Nothing seemed to fit, so Jimmy gave up that line of thought. What sort of pictures they were didn’t matter until he’d tracked them down. At least now he knew he was looking for a themed sequence of fourteen paintings, which were where they could be seen and studied by people like Brinkmeyer and Somerset but not where people who knew about art would normally go. Where would Brinkmeyer and Somerset go to look at art that other collectors and dealers wouldn’t go? Come on, Jimmy, he told himself, you’re the great detective. How hard can it be? But nothing came so he tried another tack. Why fourteen? Was fourteen important? Fourteen pictures in a private place but not so private that visits from…
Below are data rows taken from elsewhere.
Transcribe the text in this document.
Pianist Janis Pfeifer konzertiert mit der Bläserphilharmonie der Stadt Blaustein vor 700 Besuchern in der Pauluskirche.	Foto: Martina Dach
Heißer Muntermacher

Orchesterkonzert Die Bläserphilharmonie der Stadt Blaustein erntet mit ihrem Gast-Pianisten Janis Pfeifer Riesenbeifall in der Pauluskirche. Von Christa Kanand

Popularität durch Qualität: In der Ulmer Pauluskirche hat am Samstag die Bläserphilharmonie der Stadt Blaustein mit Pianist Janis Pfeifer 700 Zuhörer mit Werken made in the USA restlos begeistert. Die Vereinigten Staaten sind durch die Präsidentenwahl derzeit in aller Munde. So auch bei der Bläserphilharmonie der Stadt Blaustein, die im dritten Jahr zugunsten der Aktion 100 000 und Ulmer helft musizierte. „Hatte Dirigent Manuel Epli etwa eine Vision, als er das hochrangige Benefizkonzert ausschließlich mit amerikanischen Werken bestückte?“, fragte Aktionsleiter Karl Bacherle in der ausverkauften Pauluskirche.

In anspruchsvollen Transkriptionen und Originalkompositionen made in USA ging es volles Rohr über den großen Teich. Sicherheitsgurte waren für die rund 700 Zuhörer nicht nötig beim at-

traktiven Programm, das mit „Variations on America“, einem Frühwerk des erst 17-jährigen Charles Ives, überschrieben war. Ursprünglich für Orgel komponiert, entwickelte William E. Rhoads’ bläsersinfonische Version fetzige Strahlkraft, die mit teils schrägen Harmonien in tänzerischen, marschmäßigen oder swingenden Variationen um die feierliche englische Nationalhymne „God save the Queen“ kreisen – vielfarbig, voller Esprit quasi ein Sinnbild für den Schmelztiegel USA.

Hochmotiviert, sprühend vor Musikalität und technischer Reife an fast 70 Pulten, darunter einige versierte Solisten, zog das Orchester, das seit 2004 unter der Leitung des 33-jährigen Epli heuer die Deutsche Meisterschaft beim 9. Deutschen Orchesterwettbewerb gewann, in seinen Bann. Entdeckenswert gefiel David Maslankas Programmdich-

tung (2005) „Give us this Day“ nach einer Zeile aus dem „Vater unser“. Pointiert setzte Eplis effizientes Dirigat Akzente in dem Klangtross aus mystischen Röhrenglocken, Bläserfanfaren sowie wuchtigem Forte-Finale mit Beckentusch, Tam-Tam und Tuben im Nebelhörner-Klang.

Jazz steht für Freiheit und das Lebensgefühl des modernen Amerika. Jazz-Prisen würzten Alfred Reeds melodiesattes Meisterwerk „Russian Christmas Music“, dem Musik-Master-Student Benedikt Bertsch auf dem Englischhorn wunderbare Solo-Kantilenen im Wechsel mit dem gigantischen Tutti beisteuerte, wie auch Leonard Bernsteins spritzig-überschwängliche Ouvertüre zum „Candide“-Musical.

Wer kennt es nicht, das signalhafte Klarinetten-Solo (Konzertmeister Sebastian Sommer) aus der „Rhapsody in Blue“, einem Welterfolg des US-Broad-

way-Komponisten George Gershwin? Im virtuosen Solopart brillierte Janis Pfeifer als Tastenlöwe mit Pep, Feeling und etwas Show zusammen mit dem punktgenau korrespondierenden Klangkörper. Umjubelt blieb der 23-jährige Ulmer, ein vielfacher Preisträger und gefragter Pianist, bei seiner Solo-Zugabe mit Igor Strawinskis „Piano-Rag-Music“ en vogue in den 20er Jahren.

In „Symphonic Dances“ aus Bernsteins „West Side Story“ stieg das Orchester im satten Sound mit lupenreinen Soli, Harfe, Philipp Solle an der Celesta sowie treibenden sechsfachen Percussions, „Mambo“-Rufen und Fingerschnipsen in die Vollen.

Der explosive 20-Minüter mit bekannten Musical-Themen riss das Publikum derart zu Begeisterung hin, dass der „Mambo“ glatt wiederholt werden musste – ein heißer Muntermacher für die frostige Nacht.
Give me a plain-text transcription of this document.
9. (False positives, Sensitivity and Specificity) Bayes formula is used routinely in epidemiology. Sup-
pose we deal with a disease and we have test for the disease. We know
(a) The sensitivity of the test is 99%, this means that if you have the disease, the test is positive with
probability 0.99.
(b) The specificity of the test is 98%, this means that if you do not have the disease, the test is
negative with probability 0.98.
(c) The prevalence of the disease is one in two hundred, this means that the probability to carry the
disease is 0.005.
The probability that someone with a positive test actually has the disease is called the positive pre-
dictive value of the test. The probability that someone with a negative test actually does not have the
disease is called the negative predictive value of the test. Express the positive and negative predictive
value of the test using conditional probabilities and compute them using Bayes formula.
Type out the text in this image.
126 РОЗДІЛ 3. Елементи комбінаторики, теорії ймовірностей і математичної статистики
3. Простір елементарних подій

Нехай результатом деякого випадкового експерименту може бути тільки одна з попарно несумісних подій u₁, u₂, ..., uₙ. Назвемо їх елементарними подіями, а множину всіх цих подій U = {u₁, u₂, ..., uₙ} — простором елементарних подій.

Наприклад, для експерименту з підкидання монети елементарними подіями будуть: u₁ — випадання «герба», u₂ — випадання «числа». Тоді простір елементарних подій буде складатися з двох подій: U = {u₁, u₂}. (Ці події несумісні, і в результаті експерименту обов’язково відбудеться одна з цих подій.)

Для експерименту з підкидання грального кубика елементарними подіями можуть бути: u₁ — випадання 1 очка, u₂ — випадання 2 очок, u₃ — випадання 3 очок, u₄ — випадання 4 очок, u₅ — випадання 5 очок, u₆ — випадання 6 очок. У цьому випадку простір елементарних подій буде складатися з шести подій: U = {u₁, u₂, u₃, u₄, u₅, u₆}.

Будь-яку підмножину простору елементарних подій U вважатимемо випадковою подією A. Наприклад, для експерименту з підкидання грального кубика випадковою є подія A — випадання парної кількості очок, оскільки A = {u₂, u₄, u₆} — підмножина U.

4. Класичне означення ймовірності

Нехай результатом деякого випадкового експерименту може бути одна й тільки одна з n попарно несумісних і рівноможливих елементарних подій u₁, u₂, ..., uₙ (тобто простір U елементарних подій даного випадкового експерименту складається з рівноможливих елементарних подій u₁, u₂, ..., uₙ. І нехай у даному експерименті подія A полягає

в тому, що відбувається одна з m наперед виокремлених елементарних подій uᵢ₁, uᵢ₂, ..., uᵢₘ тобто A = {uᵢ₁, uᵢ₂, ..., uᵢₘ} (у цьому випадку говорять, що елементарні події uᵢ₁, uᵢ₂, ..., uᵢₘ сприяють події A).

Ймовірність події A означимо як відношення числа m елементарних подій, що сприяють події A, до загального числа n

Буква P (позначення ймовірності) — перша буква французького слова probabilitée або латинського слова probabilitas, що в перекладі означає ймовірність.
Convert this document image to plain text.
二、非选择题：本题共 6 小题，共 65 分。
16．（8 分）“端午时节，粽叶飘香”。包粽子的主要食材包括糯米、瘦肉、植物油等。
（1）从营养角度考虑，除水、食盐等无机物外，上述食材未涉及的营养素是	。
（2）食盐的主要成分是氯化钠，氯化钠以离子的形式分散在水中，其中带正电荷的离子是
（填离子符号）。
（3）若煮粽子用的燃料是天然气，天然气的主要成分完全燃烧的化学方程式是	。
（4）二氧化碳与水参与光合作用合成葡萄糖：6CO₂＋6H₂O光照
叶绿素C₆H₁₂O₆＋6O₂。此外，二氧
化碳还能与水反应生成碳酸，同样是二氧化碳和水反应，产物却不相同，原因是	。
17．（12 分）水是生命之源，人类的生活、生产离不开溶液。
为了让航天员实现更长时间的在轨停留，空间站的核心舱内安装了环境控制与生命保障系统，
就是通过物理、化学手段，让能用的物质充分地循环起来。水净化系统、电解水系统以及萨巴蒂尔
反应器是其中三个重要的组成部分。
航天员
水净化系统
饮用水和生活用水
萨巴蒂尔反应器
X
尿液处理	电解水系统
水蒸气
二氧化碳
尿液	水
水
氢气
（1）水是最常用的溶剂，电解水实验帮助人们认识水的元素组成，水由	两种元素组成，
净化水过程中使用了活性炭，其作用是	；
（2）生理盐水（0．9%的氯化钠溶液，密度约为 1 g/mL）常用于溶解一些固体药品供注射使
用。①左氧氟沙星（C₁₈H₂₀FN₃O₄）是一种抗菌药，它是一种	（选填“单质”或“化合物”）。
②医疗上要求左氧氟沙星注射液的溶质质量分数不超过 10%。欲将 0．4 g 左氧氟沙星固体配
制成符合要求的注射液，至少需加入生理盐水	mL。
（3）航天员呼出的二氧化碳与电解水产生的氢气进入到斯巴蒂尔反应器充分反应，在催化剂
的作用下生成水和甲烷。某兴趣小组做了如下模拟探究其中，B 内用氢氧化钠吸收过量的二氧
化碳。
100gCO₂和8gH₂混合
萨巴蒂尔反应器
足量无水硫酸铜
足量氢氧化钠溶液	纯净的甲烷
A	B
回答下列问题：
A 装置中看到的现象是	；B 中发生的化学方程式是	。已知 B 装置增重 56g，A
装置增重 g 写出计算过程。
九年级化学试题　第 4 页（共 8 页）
Suddenly a light dawned. Fourteen stolen pictures in the possession of a Catholic diocese who didn’t know they had them. Fourteen pictures on display in a place where no one would take any special notice of them as art.
The Stations of the Cross.
It had to be. Every Catholic Church had a set of pictures or plaques representing the fourteen stages in the Passion of Christ, from his trial by Pilate to his crucifixion and burial. But they were devotional things, not looked at as pictures. People went from Station to Station, said their prayers and thought about Christ’s Passion. They weren’t art, they were the Stations of the Cross.
The Diocese of Vancouver had a set of paintings, modern Stations of the Cross, and under those modern Stations was the stolen art. That meant a church… no, not a church. If they were as important as Somerset thought and out where the public could look at them, their value would have been recognised before now and the stolen art under them discovered. They were in a church or chapel people didn’t normally have access to. It had to be a place where you could get permission to go if you had a good reason, but one that was, as a rule, closed to the general public.